Aston Villa won the Europa League on Wednesday, picking up their first trophy in decades. They outclassed Freiburg 0-3 in Istanbul, with manager Unai Emery winning the competition for the fifth time.
As ever, the broadcasters interrupted the players’ celebrations, trying to get instant interviews. It took four attempts before Ezri Konsa could speak. During on aborted conversation, he sprinted away to join the team photo. It is all a bit of a farce.
Arsenal reached their first Champions League final in 20 years a fortnight ago. Amazon Prime Video would have loved showing a British team making the final, especially as it came on the back of that PSG vs Bayern Munich first leg the week before.
The moment was though blemished for goalscorer Bukayo Saka. The England forward had a microphone shoved in his face shortly after full-time, just as the celebrations were getting into full swing. Saka informed the interviewer his enjoyment was being ruined. He was polite, but very clearly tried to get away as soon as possible.
Arsenal won the Premier League on Tuesday. Perhaps the players were happy to have done so not on the pitch. It met they could celebrate privately and not have to fulfil nonsensical media duties.

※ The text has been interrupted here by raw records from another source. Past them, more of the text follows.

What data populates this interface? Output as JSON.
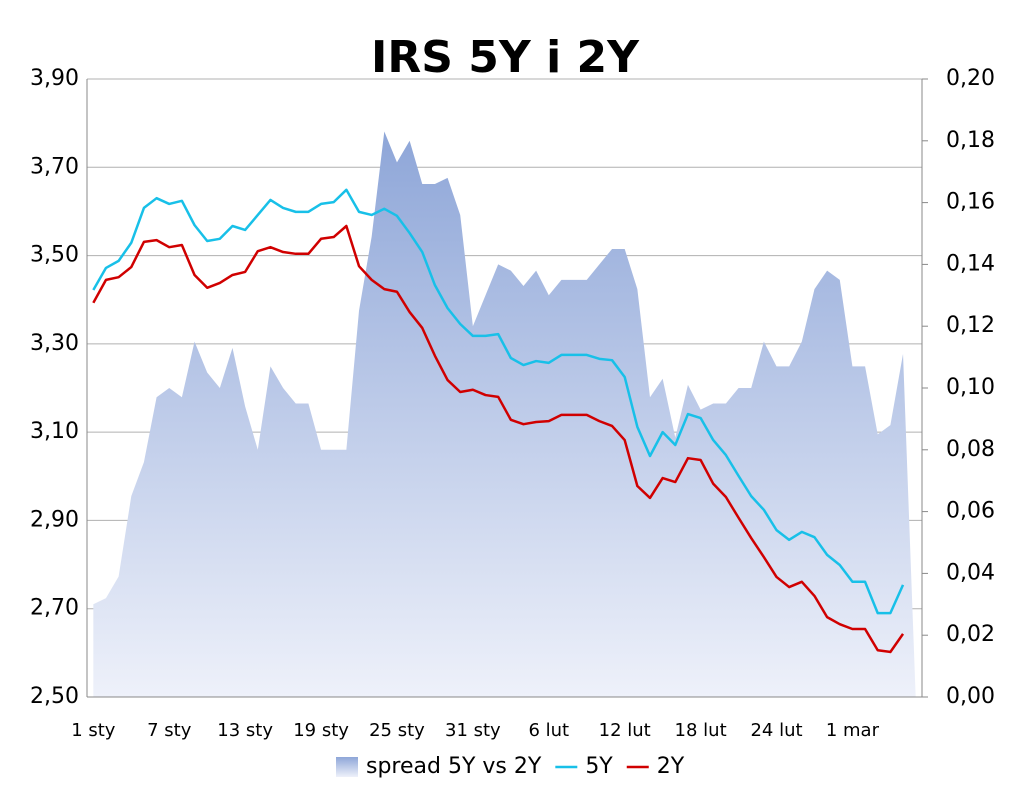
{
  "chart_data": {
    "type": "line",
    "title": "IRS 5Y i 2Y",
    "categories": [
      "1 sty",
      null,
      null,
      null,
      null,
      null,
      "7 sty",
      null,
      null,
      null,
      null,
      null,
      "13 sty",
      null,
      null,
      null,
      null,
      null,
      "19 sty",
      null,
      null,
      null,
      null,
      null,
      "25 sty",
      null,
      null,
      null,
      null,
      null,
      "31 sty",
      null,
      null,
      null,
      null,
      null,
      "6 lut",
      null,
      null,
      null,
      null,
      null,
      "12 lut",
      null,
      null,
      null,
      null,
      null,
      "18 lut",
      null,
      null,
      null,
      null,
      null,
      "24 lut",
      null,
      null,
      null,
      null,
      null,
      "1 mar",
      null,
      null,
      null,
      null,
      null
    ],
    "series": [
      {
        "name": "spread 5Y vs 2Y",
        "color": "#8ea6d8",
        "kind": "area",
        "axis": "y2",
        "values": [
          0.03,
          0.032,
          0.039,
          0.065,
          0.076,
          0.097,
          0.1,
          0.097,
          0.115,
          0.105,
          0.1,
          0.113,
          0.094,
          0.08,
          0.107,
          0.1,
          0.095,
          0.095,
          0.08,
          0.08,
          0.08,
          0.125,
          0.149,
          0.183,
          0.173,
          0.18,
          0.166,
          0.166,
          0.168,
          0.156,
          0.12,
          0.13,
          0.14,
          0.138,
          0.133,
          0.138,
          0.13,
          0.135,
          0.135,
          0.135,
          0.14,
          0.145,
          0.145,
          0.132,
          0.097,
          0.103,
          0.084,
          0.101,
          0.093,
          0.095,
          0.095,
          0.1,
          0.1,
          0.115,
          0.107,
          0.107,
          0.115,
          0.132,
          0.138,
          0.135,
          0.107,
          0.107,
          0.085,
          0.088,
          0.111,
          0.0
        ]
      },
      {
        "name": "5Y",
        "color": "#18c0e8",
        "values": [
          3.422,
          3.472,
          3.488,
          3.529,
          3.608,
          3.63,
          3.617,
          3.624,
          3.569,
          3.533,
          3.538,
          3.567,
          3.558,
          3.592,
          3.626,
          3.608,
          3.599,
          3.599,
          3.617,
          3.621,
          3.649,
          3.599,
          3.592,
          3.606,
          3.59,
          3.551,
          3.508,
          3.433,
          3.381,
          3.345,
          3.318,
          3.318,
          3.322,
          3.268,
          3.252,
          3.261,
          3.257,
          3.275,
          3.275,
          3.275,
          3.266,
          3.263,
          3.225,
          3.112,
          3.046,
          3.1,
          3.071,
          3.141,
          3.132,
          3.082,
          3.048,
          3.001,
          2.955,
          2.924,
          2.878,
          2.856,
          2.874,
          2.862,
          2.822,
          2.799,
          2.761,
          2.761,
          2.69,
          2.69,
          2.754,
          null
        ]
      },
      {
        "name": "2Y",
        "color": "#d00000",
        "values": [
          3.393,
          3.445,
          3.451,
          3.474,
          3.531,
          3.535,
          3.519,
          3.524,
          3.456,
          3.427,
          3.438,
          3.456,
          3.463,
          3.51,
          3.519,
          3.508,
          3.504,
          3.504,
          3.538,
          3.542,
          3.567,
          3.476,
          3.445,
          3.424,
          3.418,
          3.372,
          3.336,
          3.273,
          3.218,
          3.191,
          3.196,
          3.184,
          3.18,
          3.128,
          3.118,
          3.123,
          3.125,
          3.139,
          3.139,
          3.139,
          3.125,
          3.114,
          3.082,
          2.978,
          2.951,
          2.996,
          2.987,
          3.041,
          3.037,
          2.983,
          2.953,
          2.906,
          2.86,
          2.817,
          2.772,
          2.749,
          2.761,
          2.729,
          2.681,
          2.665,
          2.654,
          2.654,
          2.606,
          2.602,
          2.643,
          null
        ]
      }
    ],
    "ylim": [
      2.5,
      3.9
    ],
    "yticks": [
      {
        "value": 2.5,
        "label": "2,50"
      },
      {
        "value": 2.7,
        "label": "2,70"
      },
      {
        "value": 2.9,
        "label": "2,90"
      },
      {
        "value": 3.1,
        "label": "3,10"
      },
      {
        "value": 3.3,
        "label": "3,30"
      },
      {
        "value": 3.5,
        "label": "3,50"
      },
      {
        "value": 3.7,
        "label": "3,70"
      },
      {
        "value": 3.9,
        "label": "3,90"
      }
    ],
    "y2lim": [
      0,
      0.2
    ],
    "y2ticks": [
      {
        "value": 0,
        "label": "0,00"
      },
      {
        "value": 0.02,
        "label": "0,02"
      },
      {
        "value": 0.04,
        "label": "0,04"
      },
      {
        "value": 0.06,
        "label": "0,06"
      },
      {
        "value": 0.08,
        "label": "0,08"
      },
      {
        "value": 0.1,
        "label": "0,10"
      },
      {
        "value": 0.12,
        "label": "0,12"
      },
      {
        "value": 0.14,
        "label": "0,14"
      },
      {
        "value": 0.16,
        "label": "0,16"
      },
      {
        "value": 0.18,
        "label": "0,18"
      },
      {
        "value": 0.2,
        "label": "0,20"
      }
    ],
    "grid": true,
    "legend": "bottom"
  }
}
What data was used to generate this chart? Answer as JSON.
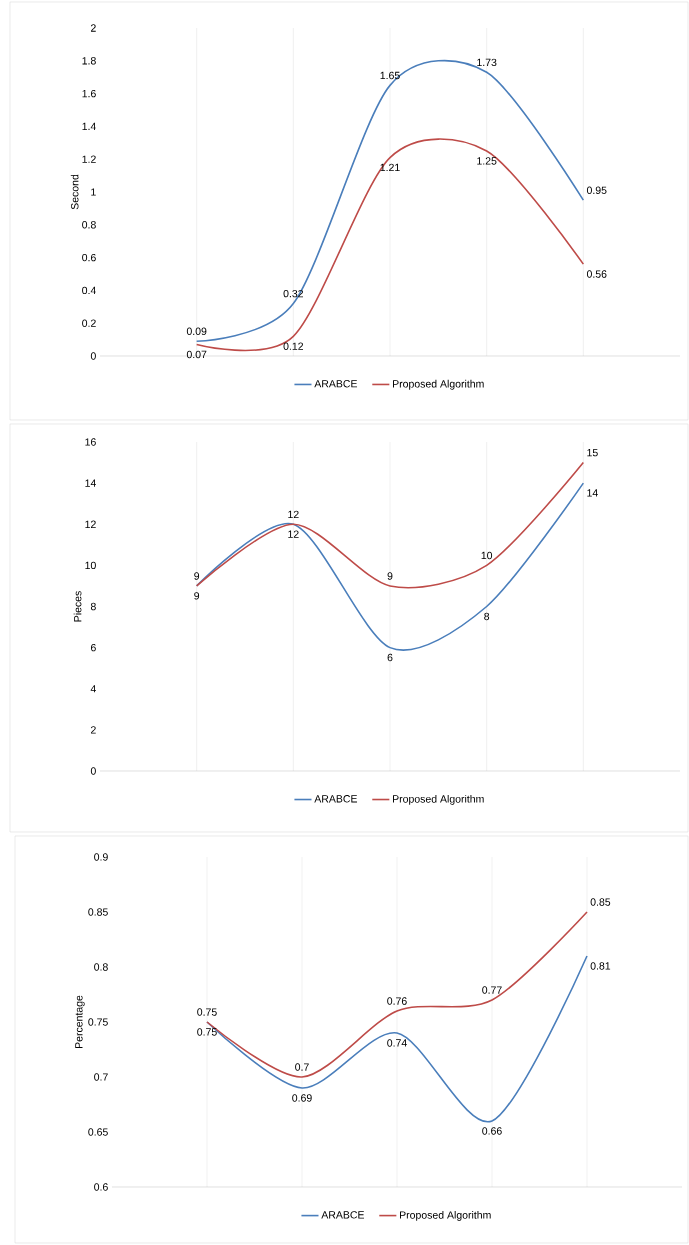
{
  "chart_data": [
    {
      "type": "line",
      "categories": [
        null,
        null,
        null,
        null,
        null
      ],
      "ylabel": "Second",
      "ylim": [
        0,
        2
      ],
      "yticks": [
        0,
        0.2,
        0.4,
        0.6,
        0.8,
        1,
        1.2,
        1.4,
        1.6,
        1.8,
        2
      ],
      "grid": "x",
      "legend": "bottom",
      "tick_labels": "y",
      "data_labels": true,
      "series": [
        {
          "name": "ARABCE",
          "color": "#4a7ebb",
          "values": [
            0.09,
            0.32,
            1.65,
            1.73,
            0.95
          ]
        },
        {
          "name": "Proposed Algorithm",
          "color": "#be4b48",
          "values": [
            0.07,
            0.12,
            1.21,
            1.25,
            0.56
          ]
        }
      ]
    },
    {
      "type": "line",
      "categories": [
        null,
        null,
        null,
        null,
        null
      ],
      "ylabel": "Pieces",
      "ylim": [
        0,
        16
      ],
      "yticks": [
        0,
        2,
        4,
        6,
        8,
        10,
        12,
        14,
        16
      ],
      "grid": "x",
      "legend": "bottom",
      "tick_labels": "y",
      "data_labels": true,
      "series": [
        {
          "name": "ARABCE",
          "color": "#4a7ebb",
          "values": [
            9,
            12,
            6,
            8,
            14
          ]
        },
        {
          "name": "Proposed Algorithm",
          "color": "#be4b48",
          "values": [
            9,
            12,
            9,
            10,
            15
          ]
        }
      ]
    },
    {
      "type": "line",
      "categories": [
        null,
        null,
        null,
        null,
        null
      ],
      "ylabel": "Percentage",
      "ylim": [
        0.6,
        0.9
      ],
      "yticks": [
        0.6,
        0.65,
        0.7,
        0.75,
        0.8,
        0.85,
        0.9
      ],
      "grid": "x",
      "legend": "bottom",
      "tick_labels": "y",
      "data_labels": true,
      "series": [
        {
          "name": "ARABCE",
          "color": "#4a7ebb",
          "values": [
            0.75,
            0.69,
            0.74,
            0.66,
            0.81
          ]
        },
        {
          "name": "Proposed Algorithm",
          "color": "#be4b48",
          "values": [
            0.75,
            0.7,
            0.76,
            0.77,
            0.85
          ]
        }
      ]
    }
  ]
}
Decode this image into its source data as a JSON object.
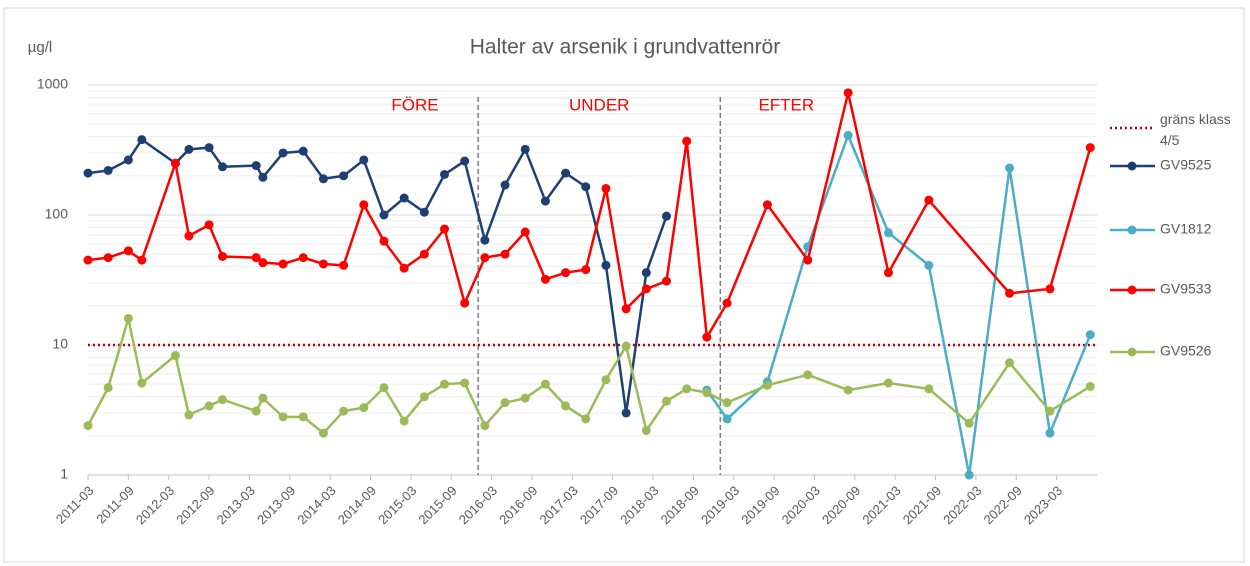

Aston Villa Europa League Win Blemished by Interviews
Aston Villa’s Europa League win and the Gunner’s progress to the final are far from the only examples of this. Saka’s now teammate, Eberechi Eze, begged the on-field reporter to let him go back to his then Crystal Palace colleagues as they enjoyed their historic FA Cup win last season. Similar has happened as the Lionesses won the Euros.
This all goes on top of new in-game/half-time interviews. Those are, frankly, a disgrace.
Broadcasters pay a lot for rights and access. But they must stop all these interviews.
The players don’t want to do them. Those athletes have worked hard for those moments. Fans don’t want to watch them either. We want to see the players singing Sweet Caroline or dancing to Freed From Desire. We tune in to watch those exact moments.
The interviews broadcasters insist on ruin them. Enough.